Search and Seizure
If a police officer has a reasonable basis for believing that a person is involved in criminal activity or is about to be involved in criminal activity, the officer has a right to make an investigative stop of that person. Another name for an investigative stop is a “Terry Stop,” which name is taken from the United States Supreme Court case of Terry v. Ohio. The officer may make the stop even though he or she does not have probable cause for an arrest. The purpose of the stop is to investigate criminal activity and not to make an arrest.
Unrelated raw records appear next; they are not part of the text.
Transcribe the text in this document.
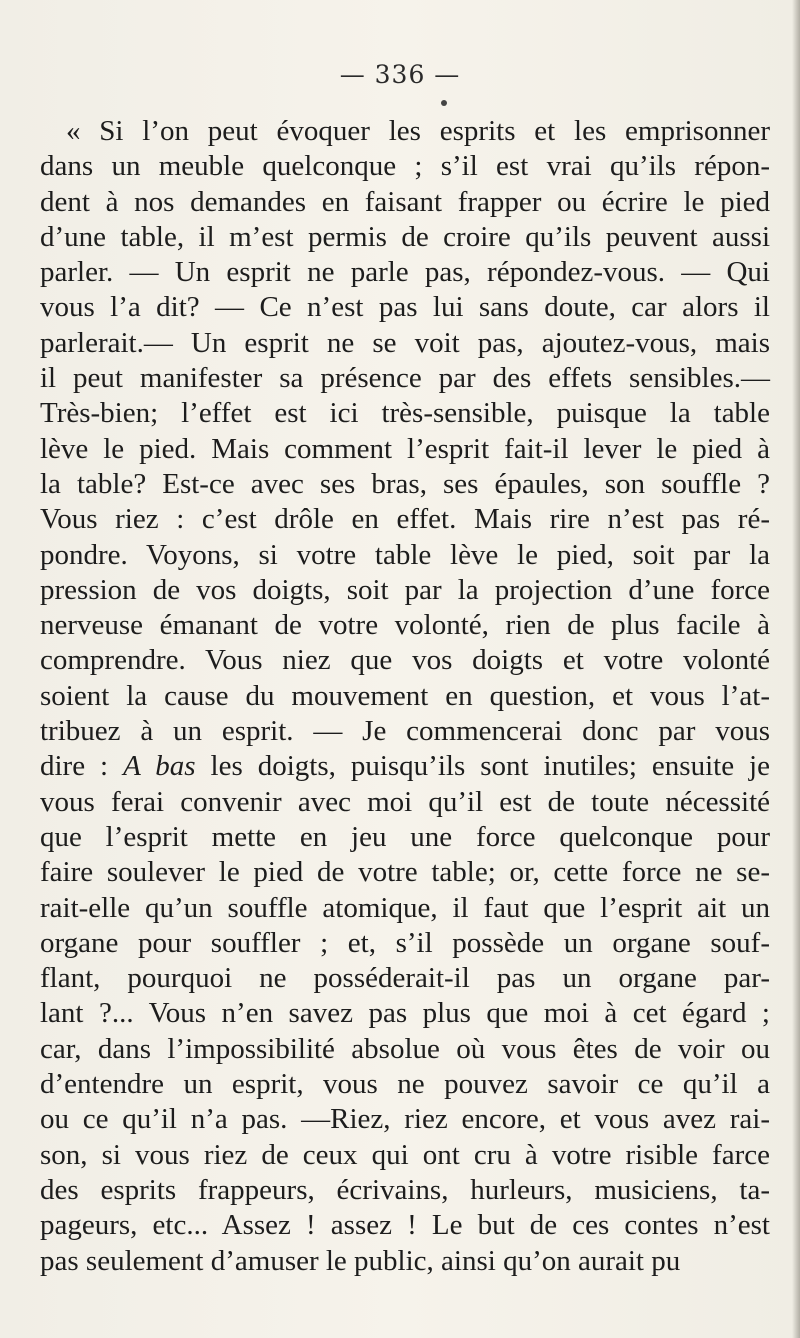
— 336 —
« Si l’on peut évoquer les esprits et les emprisonner
dans un meuble quelconque ; s’il est vrai qu’ils répon-
dent à nos demandes en faisant frapper ou écrire le pied
d’une table, il m’est permis de croire qu’ils peuvent aussi
parler. — Un esprit ne parle pas, répondez-vous. — Qui
vous l’a dit? — Ce n’est pas lui sans doute, car alors il
parlerait.— Un esprit ne se voit pas, ajoutez-vous, mais
il peut manifester sa présence par des effets sensibles.—
Très-bien; l’effet est ici très-sensible, puisque la table
lève le pied. Mais comment l’esprit fait-il lever le pied à
la table? Est-ce avec ses bras, ses épaules, son souffle ?
Vous riez : c’est drôle en effet. Mais rire n’est pas ré-
pondre. Voyons, si votre table lève le pied, soit par la
pression de vos doigts, soit par la projection d’une force
nerveuse émanant de votre volonté, rien de plus facile à
comprendre. Vous niez que vos doigts et votre volonté
soient la cause du mouvement en question, et vous l’at-
tribuez à un esprit. — Je commencerai donc par vous
dire : A bas les doigts, puisqu’ils sont inutiles; ensuite je
vous ferai convenir avec moi qu’il est de toute nécessité
que l’esprit mette en jeu une force quelconque pour
faire soulever le pied de votre table; or, cette force ne se-
rait-elle qu’un souffle atomique, il faut que l’esprit ait un
organe pour souffler ; et, s’il possède un organe souf-
flant, pourquoi ne posséderait-il pas un organe par-
lant ?... Vous n’en savez pas plus que moi à cet égard ;
car, dans l’impossibilité absolue où vous êtes de voir ou
d’entendre un esprit, vous ne pouvez savoir ce qu’il a
ou ce qu’il n’a pas. —Riez, riez encore, et vous avez rai-
son, si vous riez de ceux qui ont cru à votre risible farce
des esprits frappeurs, écrivains, hurleurs, musiciens, ta-
pageurs, etc... Assez ! assez ! Le but de ces contes n’est
pas seulement d’amuser le public, ainsi qu’on aurait pu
When an officer makes an investigative stop, he or she has a right to search the person who is stopped. The purpose of this warrantless search is to protect the safety of the officer making the investigative stop. The search must be reasonable and must be based upon the officer’s belief that the person whom he or she is stopping may be in possession of a weapon.
A search of a person in an investigative stop is a limited search and generally consists of a “pat-down” or a frisk of the person’s body. The purpose of the search is not to obtain evidence. Its object is to search for weapons. The factors, which justify the limited search, include bulges in pockets that resemble weapons, fleeing the scene, furtive gestures, nervousness, sudden movements, threats, and intoxication. Although one of these factors may justify a limited search, a combination of the factors may not always justify the limited search. Whether the search is justified depends upon all of the circumstances.
Although the search is generally limited to the outer clothing of a person who is stopped, the search may extend to objects that might contain a weapon, such as a pocket or a purse. The search of a pocket or a purse does not necessarily extend to containers that are found in the pocket or the purse.
The search of a person in an investigative stop may extend to an automobile that the person who is stopped is driving. The officer has a right to conduct a limited search of the passenger compartment of the automobile for weapons or other dangerous instrumentalities. The officer does not have the right to search the trunk of the automobile, however. The search must be based upon the officer’s reasonable belief that the person who has been stopped may be armed and dangerous.
In summary, a warrantless search of a person who is being stopped by a police officer for an investigative stop is a limited search, which is conducted in order to protect the safety of the officer.